Preference-based decisions
The next group of three articles addresses preference formation, in situations (risky
choice and multi-attribute decisions) that do not set up an objective/normative criterion,
but rather leaves this to the subject's control. Fiedler and Glockner (2012) monitor
how people choose between lotteries using eye-tracking to distinguish between competing
models of risky choice. The results disconfirmed Take-the-Best, or lexicographic heuristics,
in favor of compensatory models that assume observers integrate outcomes with attentional
weights determined by outcome probability. In particular, people gather more information
within (rather than between) lotteries and they tend to gather more information (toward
the end of the decision) from the chosen alternative, indicating top–down feedback
from alternative to processing representations. Also using eye-tracking, Krajbich
et al. (2012) propose a formalization of the influence of visual fixations on the
dynamics of preference formation. The authors build on the attentional diffusion model
(aDDM), which modulates the rate of evidence-accumulation depending on the position
of visual fixation, to explain the responses and reaction times of human subjects
during purchasing (accept/reject) decisions. The study demonstrates how small attentional
fluctuations during the deliberation period can influence the decision outcome. This
approach is closely related to theoretical models of multi-attribute choice [e.g.,
decision field theory, Roe et al. (2001); and value-based LCA, Usher and Mcclelland
(2004)], in which attentional switching to different choice aspects drives preference
formation. This class of models is extended in Wollschlager and Diederich (2012),
which presents a novel model of contextual preference reversal (attraction, similarity,
and compromise effects) for multi-alternative, multi-attribute choice: the 2N-ary
Choice Tree model. The model offers closed-form expressions for choice probabilities
and response time distributions and, contrary to previous theories, explains reversal
effects by assuming that attentional weights depend on the alternatives in the choice-set
[cf. a recent study, which appeared after this Research Topic and provides an explicit
mechanism for how the alternatives affect weights to the choice attributes: Bhatia
(2013)].
Novel or integrative approaches
Finally, two papers aim to provide novel or integrative frameworks for understanding
dynamical decision making. Trueblood and Busemeyer (2012) present a decision model
based on principles of quantum theory—a radical shift from the standard framework—which
provides a novel account of order effects in belief updating and inference. This paper
provides an introduction to the elegant principles of quantum probability. This theory
is of great potential, although stronger data might be needed to persuade the skeptical
readers (e.g., showing cyclic changes in order effects). In the last paper Fox et
al. (2013) present an overarching framework for the entire decision making cycle,
from the framing of a decision to establishing preferences and making commitments.
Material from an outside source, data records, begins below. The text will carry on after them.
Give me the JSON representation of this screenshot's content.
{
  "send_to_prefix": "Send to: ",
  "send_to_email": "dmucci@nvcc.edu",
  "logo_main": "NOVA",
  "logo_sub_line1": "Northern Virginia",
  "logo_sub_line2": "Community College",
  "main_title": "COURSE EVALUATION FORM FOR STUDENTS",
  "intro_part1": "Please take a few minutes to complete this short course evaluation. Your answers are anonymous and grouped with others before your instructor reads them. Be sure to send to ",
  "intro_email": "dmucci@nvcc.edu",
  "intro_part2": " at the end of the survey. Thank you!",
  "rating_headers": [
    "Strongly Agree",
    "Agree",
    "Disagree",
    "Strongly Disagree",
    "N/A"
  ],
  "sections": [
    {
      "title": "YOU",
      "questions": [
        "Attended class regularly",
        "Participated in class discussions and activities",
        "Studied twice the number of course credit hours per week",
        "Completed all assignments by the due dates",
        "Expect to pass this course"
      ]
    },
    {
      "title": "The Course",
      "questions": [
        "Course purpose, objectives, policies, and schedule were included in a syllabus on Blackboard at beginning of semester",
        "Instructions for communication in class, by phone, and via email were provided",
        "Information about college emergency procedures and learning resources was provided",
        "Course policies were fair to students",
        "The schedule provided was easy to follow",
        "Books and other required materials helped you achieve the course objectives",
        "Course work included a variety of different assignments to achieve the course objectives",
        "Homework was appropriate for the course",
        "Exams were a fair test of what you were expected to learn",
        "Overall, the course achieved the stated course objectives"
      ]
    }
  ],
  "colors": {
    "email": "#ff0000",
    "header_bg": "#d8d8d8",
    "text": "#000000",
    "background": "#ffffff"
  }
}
They extend the standard model to more ecological and dynamic situations, in which
the alternatives are not predefined and the agent faces a variety of constraints and
conflicts. The theory situates dynamical decision making with respect to other high-level
cognitive capabilities such as problem solving, planning and collaborative decision-making.
Conclusions and future work
We believe that this collection has revealed a number of important aspects of the
nature of decision processes. More importantly, we hope that it will stimulate readers
to keep probing these processes. Various key questions are still unresolved. How close
are people to optimality when making decisions? Why does this vary so much between
the cases of evidence and preference? Is the Bayesian framework a general one for
all types of decisions (can one extend it to more complex cases that allow the subject
control over the information flow and the decision criteria?). What are the neural
mechanisms, and the nature of individual differences? Future research into these topics,
should surely keep us stimulated for the near future.